UM MUNDO JUSTO E PERFEITO
Na encruzilhada de um caminho dois andarilhos se encontraram.
― Quem és tu? ― perguntou o primeiro.
―Alguém que caminha pelo mundo ―, respondeu o segundo.
―De onde vens?
― Do norte, seguindo o vento.
― O que acontece lá de onde vens?
― Ah! Lá os passarinhos cantam, as flores desabrocham, a chuva cai, os arroios correm para os rios, os rios para o mar, o mar alimenta os peixes, os peixes alimentam os homens...
─ Porque deixastes a tua terra?
─ Queria ver o que existe além do horizonte.
― E agora, onde pensas que estás?
― Nos campos do meio-dia.
― Porque pensas assim?
―Vejo abelhas e borboletas pousando de flor em flor, a luz da manhã dançando nos lagos, o vento penteando a copa das árvores, as folhas caindo e seguindo as ondas que o pente do vento levanta...
― O que acontece no teu coração?
― Mar, luar, calor, frio, amor, solidão, uma criança que chora...
─ O que pensa que acontecerá quando chegares nos campos do anoitecer?
─ Tranquilidade, tolerância, contemplação, sabedoria...
― E tu?, perguntou o segundo ao primeiro: ― Quem és e para onde vais?
― Alguém que anda em busca de um porvir. Venho do sul e caminho para o norte e para o leste e o oeste ― respondeu o segundo.
― O que acontece lá de onde viestes?
― Gatos, leões, formigas, árvores, certidões de nascimento e atestados de óbito, leite, cópulas, chuva, sol, palhaços e equilibristas, poeira e zumbidos...

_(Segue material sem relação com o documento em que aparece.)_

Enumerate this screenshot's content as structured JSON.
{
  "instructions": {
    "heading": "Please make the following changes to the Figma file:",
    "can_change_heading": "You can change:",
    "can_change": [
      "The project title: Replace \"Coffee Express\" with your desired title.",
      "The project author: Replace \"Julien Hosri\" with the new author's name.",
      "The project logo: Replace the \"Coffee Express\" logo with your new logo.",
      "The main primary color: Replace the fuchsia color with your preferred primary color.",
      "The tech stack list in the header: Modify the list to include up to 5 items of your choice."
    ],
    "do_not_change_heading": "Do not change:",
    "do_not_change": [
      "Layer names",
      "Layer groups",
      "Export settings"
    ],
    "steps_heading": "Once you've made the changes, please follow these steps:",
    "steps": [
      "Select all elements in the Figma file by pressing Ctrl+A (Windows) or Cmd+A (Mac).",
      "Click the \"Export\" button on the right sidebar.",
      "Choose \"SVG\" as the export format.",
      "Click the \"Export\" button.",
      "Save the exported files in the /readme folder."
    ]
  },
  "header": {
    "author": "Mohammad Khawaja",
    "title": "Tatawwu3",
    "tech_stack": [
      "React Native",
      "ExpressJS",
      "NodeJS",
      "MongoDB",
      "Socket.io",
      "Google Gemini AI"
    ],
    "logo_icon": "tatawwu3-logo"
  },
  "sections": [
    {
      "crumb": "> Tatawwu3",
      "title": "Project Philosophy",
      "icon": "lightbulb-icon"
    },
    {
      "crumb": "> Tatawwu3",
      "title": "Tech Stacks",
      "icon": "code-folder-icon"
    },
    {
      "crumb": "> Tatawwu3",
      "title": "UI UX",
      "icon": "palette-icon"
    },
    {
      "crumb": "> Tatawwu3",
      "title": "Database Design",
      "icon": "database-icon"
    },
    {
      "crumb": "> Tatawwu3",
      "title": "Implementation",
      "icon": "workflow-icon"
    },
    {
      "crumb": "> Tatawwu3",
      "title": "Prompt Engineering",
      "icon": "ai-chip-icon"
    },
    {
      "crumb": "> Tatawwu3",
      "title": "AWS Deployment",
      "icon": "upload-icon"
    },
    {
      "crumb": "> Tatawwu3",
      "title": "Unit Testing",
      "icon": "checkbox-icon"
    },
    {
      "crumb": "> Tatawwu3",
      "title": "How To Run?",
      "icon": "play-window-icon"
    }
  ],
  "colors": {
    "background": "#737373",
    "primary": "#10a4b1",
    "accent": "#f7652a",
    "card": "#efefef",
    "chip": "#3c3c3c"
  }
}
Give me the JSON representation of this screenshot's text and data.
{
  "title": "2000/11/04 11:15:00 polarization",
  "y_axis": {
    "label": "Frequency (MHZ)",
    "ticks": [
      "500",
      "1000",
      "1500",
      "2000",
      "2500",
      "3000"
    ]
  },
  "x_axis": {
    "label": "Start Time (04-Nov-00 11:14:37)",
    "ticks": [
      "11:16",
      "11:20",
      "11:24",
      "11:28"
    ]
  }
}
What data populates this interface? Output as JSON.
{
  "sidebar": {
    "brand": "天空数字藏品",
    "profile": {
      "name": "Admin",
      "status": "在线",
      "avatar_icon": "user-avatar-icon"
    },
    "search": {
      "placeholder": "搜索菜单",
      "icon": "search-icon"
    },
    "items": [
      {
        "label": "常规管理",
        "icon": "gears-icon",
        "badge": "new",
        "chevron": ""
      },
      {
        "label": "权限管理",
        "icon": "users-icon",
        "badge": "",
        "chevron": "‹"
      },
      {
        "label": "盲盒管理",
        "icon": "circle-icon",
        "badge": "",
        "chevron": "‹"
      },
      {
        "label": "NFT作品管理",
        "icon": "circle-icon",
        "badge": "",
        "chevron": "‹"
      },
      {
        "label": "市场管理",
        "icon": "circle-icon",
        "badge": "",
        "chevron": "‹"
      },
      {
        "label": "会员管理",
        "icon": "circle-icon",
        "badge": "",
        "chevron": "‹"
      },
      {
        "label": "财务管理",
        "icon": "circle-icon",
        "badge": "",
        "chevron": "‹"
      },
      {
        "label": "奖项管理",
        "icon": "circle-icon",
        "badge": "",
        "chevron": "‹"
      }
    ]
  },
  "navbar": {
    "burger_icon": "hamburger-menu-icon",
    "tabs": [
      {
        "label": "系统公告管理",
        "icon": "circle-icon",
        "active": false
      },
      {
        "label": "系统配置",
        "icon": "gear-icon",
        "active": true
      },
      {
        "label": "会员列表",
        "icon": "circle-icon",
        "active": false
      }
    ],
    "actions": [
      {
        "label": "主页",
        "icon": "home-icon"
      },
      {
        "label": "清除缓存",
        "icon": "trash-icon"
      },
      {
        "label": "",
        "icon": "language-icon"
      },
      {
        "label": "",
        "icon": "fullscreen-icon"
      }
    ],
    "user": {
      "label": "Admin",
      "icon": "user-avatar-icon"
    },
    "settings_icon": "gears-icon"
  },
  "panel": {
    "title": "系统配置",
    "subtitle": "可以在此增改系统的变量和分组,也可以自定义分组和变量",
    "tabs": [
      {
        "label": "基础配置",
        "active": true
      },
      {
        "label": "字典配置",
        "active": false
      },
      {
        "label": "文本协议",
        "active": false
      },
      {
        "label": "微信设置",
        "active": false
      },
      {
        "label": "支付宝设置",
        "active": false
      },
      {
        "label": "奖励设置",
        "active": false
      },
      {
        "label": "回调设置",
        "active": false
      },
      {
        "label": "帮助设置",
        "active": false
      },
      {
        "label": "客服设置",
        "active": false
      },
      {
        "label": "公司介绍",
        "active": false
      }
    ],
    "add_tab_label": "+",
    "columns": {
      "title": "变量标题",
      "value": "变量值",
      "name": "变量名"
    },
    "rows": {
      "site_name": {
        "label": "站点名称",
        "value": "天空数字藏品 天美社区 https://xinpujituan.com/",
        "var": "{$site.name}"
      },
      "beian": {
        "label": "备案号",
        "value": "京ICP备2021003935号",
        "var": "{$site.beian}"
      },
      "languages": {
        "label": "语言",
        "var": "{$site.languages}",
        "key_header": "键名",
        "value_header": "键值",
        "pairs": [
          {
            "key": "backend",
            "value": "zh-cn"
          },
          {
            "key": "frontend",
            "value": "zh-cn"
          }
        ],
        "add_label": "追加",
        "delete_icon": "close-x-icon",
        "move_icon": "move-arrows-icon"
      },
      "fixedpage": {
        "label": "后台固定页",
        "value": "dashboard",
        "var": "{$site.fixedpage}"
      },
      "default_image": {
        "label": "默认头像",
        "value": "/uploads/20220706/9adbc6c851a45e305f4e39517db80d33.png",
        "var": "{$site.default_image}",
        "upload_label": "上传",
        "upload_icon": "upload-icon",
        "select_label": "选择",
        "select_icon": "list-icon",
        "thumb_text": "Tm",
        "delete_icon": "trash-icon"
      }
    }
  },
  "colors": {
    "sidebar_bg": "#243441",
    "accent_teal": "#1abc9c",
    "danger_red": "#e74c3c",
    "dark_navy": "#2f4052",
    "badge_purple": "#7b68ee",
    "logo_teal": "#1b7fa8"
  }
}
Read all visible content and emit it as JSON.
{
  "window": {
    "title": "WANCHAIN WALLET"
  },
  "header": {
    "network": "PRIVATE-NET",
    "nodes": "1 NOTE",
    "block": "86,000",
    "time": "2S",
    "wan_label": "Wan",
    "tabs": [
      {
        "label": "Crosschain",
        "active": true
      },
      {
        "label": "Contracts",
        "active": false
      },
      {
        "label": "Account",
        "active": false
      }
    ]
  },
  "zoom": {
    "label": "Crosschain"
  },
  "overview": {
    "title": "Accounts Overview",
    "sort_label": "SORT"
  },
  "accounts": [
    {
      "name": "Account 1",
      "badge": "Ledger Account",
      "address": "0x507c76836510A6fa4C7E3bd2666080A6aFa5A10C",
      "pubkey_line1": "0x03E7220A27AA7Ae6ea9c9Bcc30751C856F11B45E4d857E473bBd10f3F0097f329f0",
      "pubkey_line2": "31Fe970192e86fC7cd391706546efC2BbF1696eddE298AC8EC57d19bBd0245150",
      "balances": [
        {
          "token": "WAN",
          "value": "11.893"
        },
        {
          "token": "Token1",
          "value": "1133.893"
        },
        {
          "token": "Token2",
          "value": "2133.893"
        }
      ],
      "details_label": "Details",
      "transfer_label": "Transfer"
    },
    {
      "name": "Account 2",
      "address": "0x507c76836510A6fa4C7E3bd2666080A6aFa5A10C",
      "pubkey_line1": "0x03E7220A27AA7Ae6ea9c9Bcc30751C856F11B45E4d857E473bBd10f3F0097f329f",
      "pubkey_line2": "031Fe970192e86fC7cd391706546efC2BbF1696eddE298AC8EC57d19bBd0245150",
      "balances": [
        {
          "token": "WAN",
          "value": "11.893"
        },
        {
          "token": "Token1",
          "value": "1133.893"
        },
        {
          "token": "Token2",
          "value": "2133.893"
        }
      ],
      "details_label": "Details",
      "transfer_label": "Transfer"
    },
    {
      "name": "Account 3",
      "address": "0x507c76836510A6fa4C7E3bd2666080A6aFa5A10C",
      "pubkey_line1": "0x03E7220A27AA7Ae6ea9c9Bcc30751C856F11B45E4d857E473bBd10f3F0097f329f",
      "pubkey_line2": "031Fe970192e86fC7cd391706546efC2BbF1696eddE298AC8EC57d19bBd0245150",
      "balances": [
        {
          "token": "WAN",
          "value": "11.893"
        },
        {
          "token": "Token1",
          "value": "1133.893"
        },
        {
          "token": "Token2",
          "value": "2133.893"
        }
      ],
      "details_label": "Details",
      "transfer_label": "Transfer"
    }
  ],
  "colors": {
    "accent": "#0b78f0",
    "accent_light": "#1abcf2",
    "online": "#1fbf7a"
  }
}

― E onde pensas estar agora?
― Nas montanhas do anoitecer.
― Porque pensas assim?
― Vejo o sol se esconder atrás da montanha, os pastores prenderem os rebanhos em seus apriscos, as mulheres recolherem das cordas as roupas lavadas, um homem voltando do trabalho, um passarinho retornando ao ninho...
― O que acontece no teu coração?
― Música, viagem, medo, fome, alegria, curiosidade...
Assim terminou o diálogo dos dois andarilhos. Nesse justo momento, uma serpentezinha de anéis pretos acabara de botar um ovo, um tenro broto desabrochou no galho de uma árvore ressequida, uma mulher deu à luz um filho, um sabiá cantou na copa de uma árvore, uma gota de orvalho beijou uma flor, uma formiga passou correndo, carregando uma enorme folha de grama, e a natureza deu um grande e amplo sorriso para o sol que despontava no horizonte. Tudo estava justo e perfeito no mundo.